Pentagramı çok az dinnedim, ama olayları tam böyle işte. Biraz öne çıktılarsa bunu yaratan müzikleri değil. Promosyon, su gibi para, bağlantı(Clinton’a Türkiye’nin ne kadar batılı bir ülke olduğunu göstermek için adama uzun ince bir yoldayım’ı heavy metal çalmak), Kral TV desteği filan.
burada ayrıntılı bilgi var ama şu an kapalı yakında açılacakmış. hedef12 de burada
ama hardcore diince akan sular da durur, durmaz diil yane.
bir zamanlar (o zamanları bilen bilir) akmardaki tek dükkan onlarınkiydi. vaha gibilerdi. ama laneth de bir röportajlarında “bizim grubun üyesi olmak için ilk şart uzun saçlı olmaktır” demişlerdi de bayaa gülmüştük aramızda…

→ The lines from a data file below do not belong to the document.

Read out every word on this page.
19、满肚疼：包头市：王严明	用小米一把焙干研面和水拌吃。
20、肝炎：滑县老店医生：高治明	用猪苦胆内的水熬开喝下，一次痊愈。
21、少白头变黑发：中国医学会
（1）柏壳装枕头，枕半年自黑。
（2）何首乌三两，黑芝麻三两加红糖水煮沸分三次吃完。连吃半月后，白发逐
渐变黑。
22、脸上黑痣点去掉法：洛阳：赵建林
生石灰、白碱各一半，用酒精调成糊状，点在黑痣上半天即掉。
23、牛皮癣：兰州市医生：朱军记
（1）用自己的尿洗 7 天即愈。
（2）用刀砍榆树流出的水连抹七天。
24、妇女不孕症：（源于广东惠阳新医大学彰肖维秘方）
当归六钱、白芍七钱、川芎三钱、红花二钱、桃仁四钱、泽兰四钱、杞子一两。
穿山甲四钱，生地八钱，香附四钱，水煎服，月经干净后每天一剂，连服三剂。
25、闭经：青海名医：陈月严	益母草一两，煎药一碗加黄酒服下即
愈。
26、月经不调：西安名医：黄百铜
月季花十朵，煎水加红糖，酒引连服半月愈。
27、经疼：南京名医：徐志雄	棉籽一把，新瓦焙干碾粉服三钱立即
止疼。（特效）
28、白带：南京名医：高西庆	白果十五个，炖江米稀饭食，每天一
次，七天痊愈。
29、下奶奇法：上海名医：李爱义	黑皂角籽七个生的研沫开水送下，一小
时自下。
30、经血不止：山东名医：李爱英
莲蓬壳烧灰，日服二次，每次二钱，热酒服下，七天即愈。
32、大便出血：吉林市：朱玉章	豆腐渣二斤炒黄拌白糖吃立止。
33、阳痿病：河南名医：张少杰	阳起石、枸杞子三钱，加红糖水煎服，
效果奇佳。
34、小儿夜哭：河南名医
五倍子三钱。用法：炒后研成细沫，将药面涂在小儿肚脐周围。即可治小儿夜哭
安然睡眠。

hadi ya? promosyon, su gibi para?
İlk kasetlerini ne şartlar altında yaptıklarını, hatta (hangi elemandı unuttum) bi tanesinin kasetleri (ilk kasetleri) bi koliye koyup, vapurdan inip kadıköyde öyle tezgahtar gibi sattığını biliyor musun? bence bilmiyorsun.
Fly Forever dinlememiş biri var mı? merak ettim.
En sevdiğim kaset, Trail Blazer. Anti militarist ve ciddi sözler. İlk kaset zaten slayer kopya. Onlar da kabul ediyor. Yeni tarzı beğenmiyorum (son iki kaset). Ben trail dinliyorum.
ekibi liseden arkadaşlarımdı 🙂 o konserde ben de vardım lesclaypool…
pickaxe şu anda murat kekilli nin ekibi oldular ..
o zamannın en baba gruplarında tını vardı . feridun düzağaç vokal- numb vardı acaip iyi bi de gitaristleri vardı süper severdim kendilerini – aa mavi sakal çekti çekti çek çektir git – kulağım orda..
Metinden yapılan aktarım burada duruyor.